Annie Ernaux explique dans La Place (prix Renaudot en 1984) qu’elle revendique une « écriture plate » parce qu’elle ne s’autorise pas le droit à l’art pour « rendre compte d’une vie soumise ». Et pour elle, l’art est « faire quelque chose de passionnant ou d’émouvant ». Une conception disons discutable de l’art, et, si la littérature est un art, de la littérature elle-même. Autrement dit, le risque d’un appauvrissement.
Le comité Nobel dit de son œuvre qu’elle est « sans concession et écrite dans un langage simple ».
La simplicité du langage conduit un contributeur du Monde à écrire, en réaction contre les critiques dépréciatives largement dominantes des contributeurs : « La critique est aisée… Au contraire de tous ces critiques aussi acerbes que leur production littéraire est égale à zéro,( « la littérature, c’est autre chose » est-il dit . C’est quoi, alors ?) je me suis toujours senti « chez moi » en lisant Annie Ernaux, qui a magnifiquement décrit notre civilisation, et son côté « personnel » m’a amené à, tout simplement, m’intéresser à cette femme , et à avoir envie de l’aimer. Quant aux critiques de son style… Maupassant aussi écrivait simplement et on le lit encore. »
L’écriture de Maupassant, fils littéraire de Flaubert, est évidemment tout sauf simple : un travail minutieux de la phrase auquel l’engageait Flaubert pour tendre vers ce qu’il appelait le « style » (voir les articles à partir du 11.12.2021) caractéristique de l’œuvre d’art.
L’appréciation (sans doute obligée) d’E. Macron « le roman de la mémoire collective et intime de notre pays… [elle] a magnifiquement décrit notre civilisation » » rejoint celle du lecteur.
La question posée par cette appréciation concerne la valeur littéraire et l’ampleur du « je » qui dirige son œuvre.
:« J’écrirai pour venger ma race. », écrit-elle dans son journal (cf. l’article du Monde du 07.10.2022).
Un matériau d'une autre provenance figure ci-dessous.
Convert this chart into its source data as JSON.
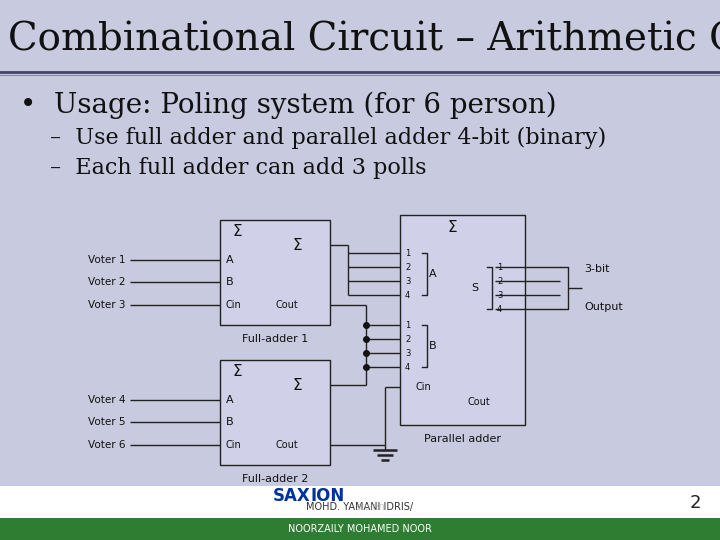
{
  "title": "Combinational Circuit – Arithmetic Circuit",
  "bullet1": "•  Usage: Poling system (for 6 person)",
  "sub1": "–  Use full adder and parallel adder 4-bit (binary)",
  "sub2": "–  Each full adder can add 3 polls",
  "bg_color": "#c8cadf",
  "title_color": "#111111",
  "text_color": "#111111",
  "footer_bg": "#2e7d32",
  "footer_line1": "MOHD. YAMANI IDRIS/",
  "footer_line2": "NOORZAILY MOHAMED NOOR",
  "page_num": "2",
  "title_fontsize": 28,
  "bullet_fontsize": 20,
  "sub_fontsize": 16
}
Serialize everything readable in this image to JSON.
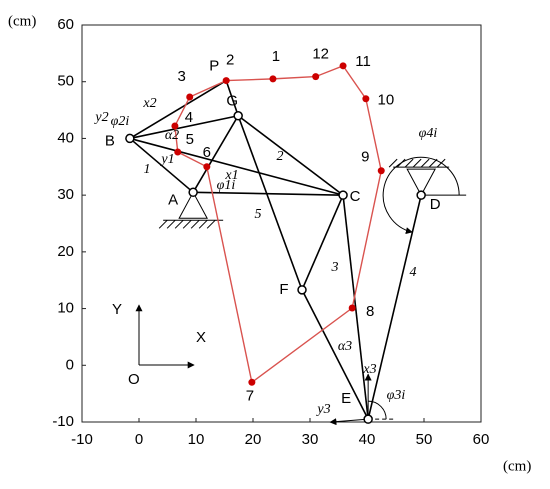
{
  "axes": {
    "xlim": [
      -10,
      60
    ],
    "ylim": [
      -10,
      60
    ],
    "xticks": [
      -10,
      0,
      10,
      20,
      30,
      40,
      50,
      60
    ],
    "yticks": [
      -10,
      0,
      10,
      20,
      30,
      40,
      50,
      60
    ],
    "x_unit": "(cm)",
    "y_unit": "(cm)"
  },
  "frame": {
    "x_label": "X",
    "y_label": "Y",
    "origin_label": "O"
  },
  "joints": [
    {
      "label": "B",
      "x": -1.6,
      "y": 40
    },
    {
      "label": "A",
      "x": 9.5,
      "y": 30.5
    },
    {
      "label": "G",
      "x": 17.4,
      "y": 44
    },
    {
      "label": "C",
      "x": 35.8,
      "y": 30
    },
    {
      "label": "D",
      "x": 49.5,
      "y": 30
    },
    {
      "label": "F",
      "x": 28.6,
      "y": 13.3
    },
    {
      "label": "E",
      "x": 40.2,
      "y": -9.5
    },
    {
      "label": "P",
      "x": 15.3,
      "y": 50.2
    }
  ],
  "path_points": [
    {
      "label": "7",
      "x": 19.8,
      "y": -3
    },
    {
      "label": "6",
      "x": 11.9,
      "y": 35
    },
    {
      "label": "5",
      "x": 6.8,
      "y": 37.6
    },
    {
      "label": "4",
      "x": 6.3,
      "y": 42.2
    },
    {
      "label": "3",
      "x": 8.9,
      "y": 47.3
    },
    {
      "label": "2",
      "x": 15.3,
      "y": 50.2
    },
    {
      "label": "1",
      "x": 23.5,
      "y": 50.5
    },
    {
      "label": "12",
      "x": 31,
      "y": 50.9
    },
    {
      "label": "11",
      "x": 35.8,
      "y": 52.8
    },
    {
      "label": "10",
      "x": 39.8,
      "y": 47
    },
    {
      "label": "9",
      "x": 42.5,
      "y": 34.3
    },
    {
      "label": "8",
      "x": 37.4,
      "y": 10.1
    }
  ],
  "annotations": [
    "1",
    "2",
    "3",
    "4",
    "5",
    "φ2i",
    "x2",
    "y2",
    "α2",
    "y1",
    "x1",
    "φ1i",
    "φ4i",
    "α3",
    "x3",
    "y3",
    "φ3i"
  ]
}
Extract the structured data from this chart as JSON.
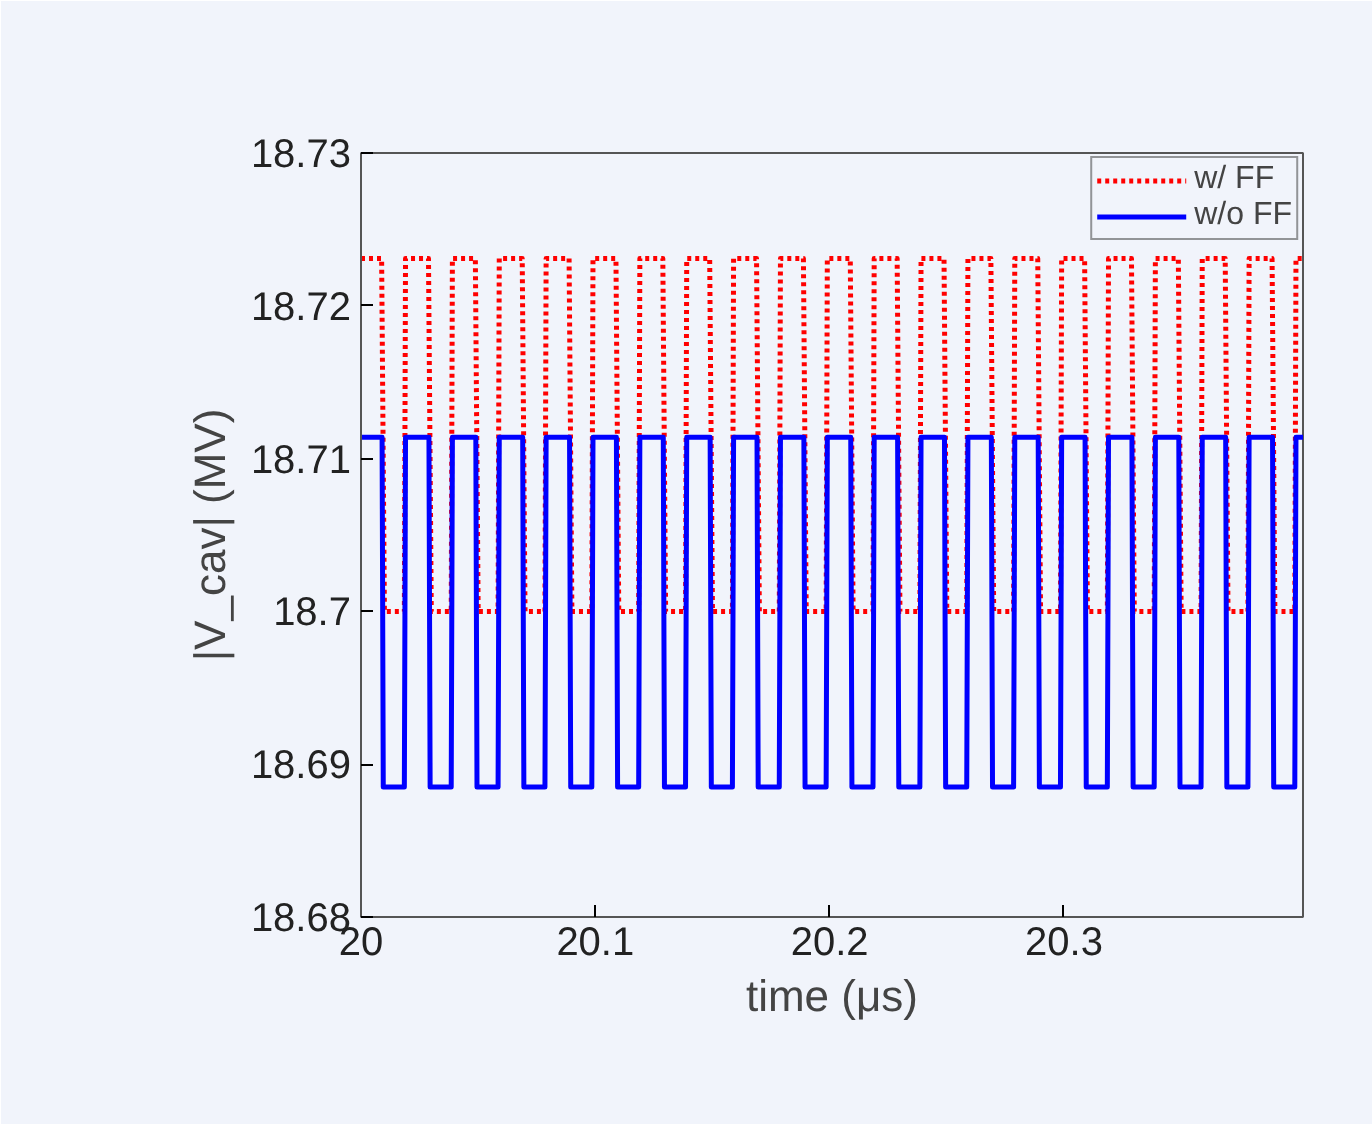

Elle s’en explique dans L’Ecriture comme un couteau : « Je voulais dire la classe sociale dont je suis issue. J’avais écrit “race” sans doute à cause du cri de Rimbaud : “Je suis de race inférieure de toute éternité”, aussi parce que le terme de race marquait plus fortement que “classe” mon appartenance au monde dominé. »
Est-ce une question de classe ou de rapport affectif avec ses parents ? La honte qu’elle dit avoir éprouvée en devenant professeur me semble apporter la réponse.
Rimbaud, qui sert de référence, n’est pas dans cette démarche de règlements de comptes (avec sa mère notamment), mais dans son dépassement par la recherche d’une révolution par le langage. Une entreprise et une expérience douloureuses qu’il interrompt très tôt pour entreprendre tout autre chose.
Je dirais que la problématique est celle du rapport entre les prix littéraires, auréolés d’une transcendance de conjoncture (elle peut s’en émanciper), et l’art, qui est peut-être la transcendance, recherchée sans fin par l’artiste et toujours inaboutie pour lui, des névroses communes dont il vit une expérimentation aiguë.